Rare Earth Elements (17 metals)

TypeExamples
Light REEs (LREEs)Lanthanum, Cerium, Praseodymium, Neodymium, Samarium, Europium
Heavy REEs (HREEs)Gadolinium, Terbium, Dysprosium, Holmium, Erbium, Thulium, Ytterbium, Lutetium, Scandium, Yttrium
Not includedPromethium (radioactive, not mineable)

China’s Measures and Controls

  • April 2025: Export restrictions on 7 rare earth elements (including NdFeB magnets).

  • Companies must operate under government-set quotas and obtain approval for trade.

  • Previous measures:

    • Ban on exporting extraction/separation tools and methods

    • Ban on processing technology exports (Dec 2023)

Global Dependence

  • U.S.: Second-largest importer; heavily reliant on China.

  • India: >75% of rare earth imports from China since 2021.

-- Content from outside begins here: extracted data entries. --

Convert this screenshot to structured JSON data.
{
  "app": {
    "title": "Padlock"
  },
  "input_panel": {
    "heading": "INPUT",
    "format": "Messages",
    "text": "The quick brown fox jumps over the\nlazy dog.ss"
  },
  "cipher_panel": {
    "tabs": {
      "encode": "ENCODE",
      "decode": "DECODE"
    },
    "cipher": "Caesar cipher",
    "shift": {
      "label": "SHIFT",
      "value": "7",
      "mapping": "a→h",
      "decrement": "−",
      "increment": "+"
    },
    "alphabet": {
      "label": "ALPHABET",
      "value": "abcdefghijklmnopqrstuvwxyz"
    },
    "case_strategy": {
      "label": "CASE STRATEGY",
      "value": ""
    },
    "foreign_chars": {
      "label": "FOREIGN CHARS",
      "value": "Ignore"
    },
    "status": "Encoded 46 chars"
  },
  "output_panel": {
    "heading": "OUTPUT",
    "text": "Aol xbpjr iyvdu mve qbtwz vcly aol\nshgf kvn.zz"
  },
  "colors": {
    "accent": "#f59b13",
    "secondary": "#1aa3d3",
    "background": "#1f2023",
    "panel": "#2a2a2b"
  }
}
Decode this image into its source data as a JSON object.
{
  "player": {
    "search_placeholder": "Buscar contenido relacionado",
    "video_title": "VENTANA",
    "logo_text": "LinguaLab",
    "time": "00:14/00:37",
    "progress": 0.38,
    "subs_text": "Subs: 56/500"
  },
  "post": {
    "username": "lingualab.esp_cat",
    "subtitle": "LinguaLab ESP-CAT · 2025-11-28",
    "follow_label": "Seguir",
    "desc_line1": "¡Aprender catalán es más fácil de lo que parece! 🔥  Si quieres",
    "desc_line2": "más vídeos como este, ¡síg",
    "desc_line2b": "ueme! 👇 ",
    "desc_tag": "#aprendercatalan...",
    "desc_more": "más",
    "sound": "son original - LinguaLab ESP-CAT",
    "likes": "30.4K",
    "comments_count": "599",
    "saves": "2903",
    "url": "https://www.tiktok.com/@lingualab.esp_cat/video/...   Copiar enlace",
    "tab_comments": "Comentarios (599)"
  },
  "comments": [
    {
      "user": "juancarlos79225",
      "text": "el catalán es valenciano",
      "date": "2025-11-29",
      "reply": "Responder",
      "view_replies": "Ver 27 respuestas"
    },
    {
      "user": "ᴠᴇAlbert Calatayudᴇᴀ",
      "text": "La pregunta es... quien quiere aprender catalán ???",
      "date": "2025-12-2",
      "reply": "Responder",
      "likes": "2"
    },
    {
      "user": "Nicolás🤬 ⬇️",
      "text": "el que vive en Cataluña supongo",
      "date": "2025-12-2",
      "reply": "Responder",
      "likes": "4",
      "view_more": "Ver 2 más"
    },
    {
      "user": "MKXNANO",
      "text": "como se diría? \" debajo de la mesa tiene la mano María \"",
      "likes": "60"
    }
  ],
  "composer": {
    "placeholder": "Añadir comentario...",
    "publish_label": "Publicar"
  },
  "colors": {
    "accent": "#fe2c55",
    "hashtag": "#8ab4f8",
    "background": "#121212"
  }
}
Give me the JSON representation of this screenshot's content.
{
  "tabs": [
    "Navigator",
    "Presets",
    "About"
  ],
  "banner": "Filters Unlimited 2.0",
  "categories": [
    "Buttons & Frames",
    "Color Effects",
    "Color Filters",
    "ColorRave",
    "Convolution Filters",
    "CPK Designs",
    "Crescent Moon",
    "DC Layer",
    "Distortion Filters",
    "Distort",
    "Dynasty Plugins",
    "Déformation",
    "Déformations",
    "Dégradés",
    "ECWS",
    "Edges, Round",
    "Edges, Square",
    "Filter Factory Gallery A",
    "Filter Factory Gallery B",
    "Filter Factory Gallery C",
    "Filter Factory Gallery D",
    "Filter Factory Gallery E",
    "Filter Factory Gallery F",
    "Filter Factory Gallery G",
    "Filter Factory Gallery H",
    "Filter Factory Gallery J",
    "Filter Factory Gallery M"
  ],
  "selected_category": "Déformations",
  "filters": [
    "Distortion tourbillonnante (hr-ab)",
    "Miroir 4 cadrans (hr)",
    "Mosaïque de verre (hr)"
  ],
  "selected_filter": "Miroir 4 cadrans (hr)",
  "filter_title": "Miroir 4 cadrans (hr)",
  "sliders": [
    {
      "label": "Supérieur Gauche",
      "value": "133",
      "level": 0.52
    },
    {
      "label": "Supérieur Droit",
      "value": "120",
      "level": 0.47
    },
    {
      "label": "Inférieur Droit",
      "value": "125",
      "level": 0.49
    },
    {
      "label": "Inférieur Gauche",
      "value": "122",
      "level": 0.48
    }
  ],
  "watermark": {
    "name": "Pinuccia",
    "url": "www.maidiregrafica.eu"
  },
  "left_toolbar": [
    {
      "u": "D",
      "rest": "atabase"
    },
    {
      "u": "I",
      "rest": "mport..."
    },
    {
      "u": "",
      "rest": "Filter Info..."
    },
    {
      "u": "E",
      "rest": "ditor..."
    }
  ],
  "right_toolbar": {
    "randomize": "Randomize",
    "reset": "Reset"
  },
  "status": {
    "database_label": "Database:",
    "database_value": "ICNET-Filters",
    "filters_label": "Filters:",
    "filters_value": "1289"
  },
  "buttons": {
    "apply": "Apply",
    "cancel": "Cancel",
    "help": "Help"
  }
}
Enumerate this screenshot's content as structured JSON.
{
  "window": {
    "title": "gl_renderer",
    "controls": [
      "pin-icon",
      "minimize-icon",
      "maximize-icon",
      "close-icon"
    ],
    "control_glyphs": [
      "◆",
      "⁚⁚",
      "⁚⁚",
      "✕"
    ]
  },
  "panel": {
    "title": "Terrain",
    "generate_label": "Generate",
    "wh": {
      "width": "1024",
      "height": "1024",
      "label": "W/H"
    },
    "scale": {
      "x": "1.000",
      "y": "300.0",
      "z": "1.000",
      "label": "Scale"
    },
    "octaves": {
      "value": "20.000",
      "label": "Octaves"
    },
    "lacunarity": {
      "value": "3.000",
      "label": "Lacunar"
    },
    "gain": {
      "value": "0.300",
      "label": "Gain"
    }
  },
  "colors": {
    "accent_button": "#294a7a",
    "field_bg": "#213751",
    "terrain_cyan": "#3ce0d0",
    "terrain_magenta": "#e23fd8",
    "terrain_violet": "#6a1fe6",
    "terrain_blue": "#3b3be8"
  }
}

  • Other REE-rich countries: Brazil, Australia, India (deposits exist but production/refining limited).

Reasons for China’s Dominance

  1. Resource availability: Holds half of global reserves.

  2. Refining & production capacity: 92% of global refining.

  3. Research strength: ~30% of global REE research publications.

    • U.S. & Japan: ~10% each

    • India: ~6%

  4. High investment in exploration: ~$14 billion/year since 2022 (highest in past decade).

Strategic Importance

  • Rare earths critical for:

    • Electric vehicles, wind turbines (clean energy)

    • Defense applications (missiles, electronics)

    • High-tech devices (smartphones, computers)

  • China’s export controls highlight geopolitical leverage in global supply chains.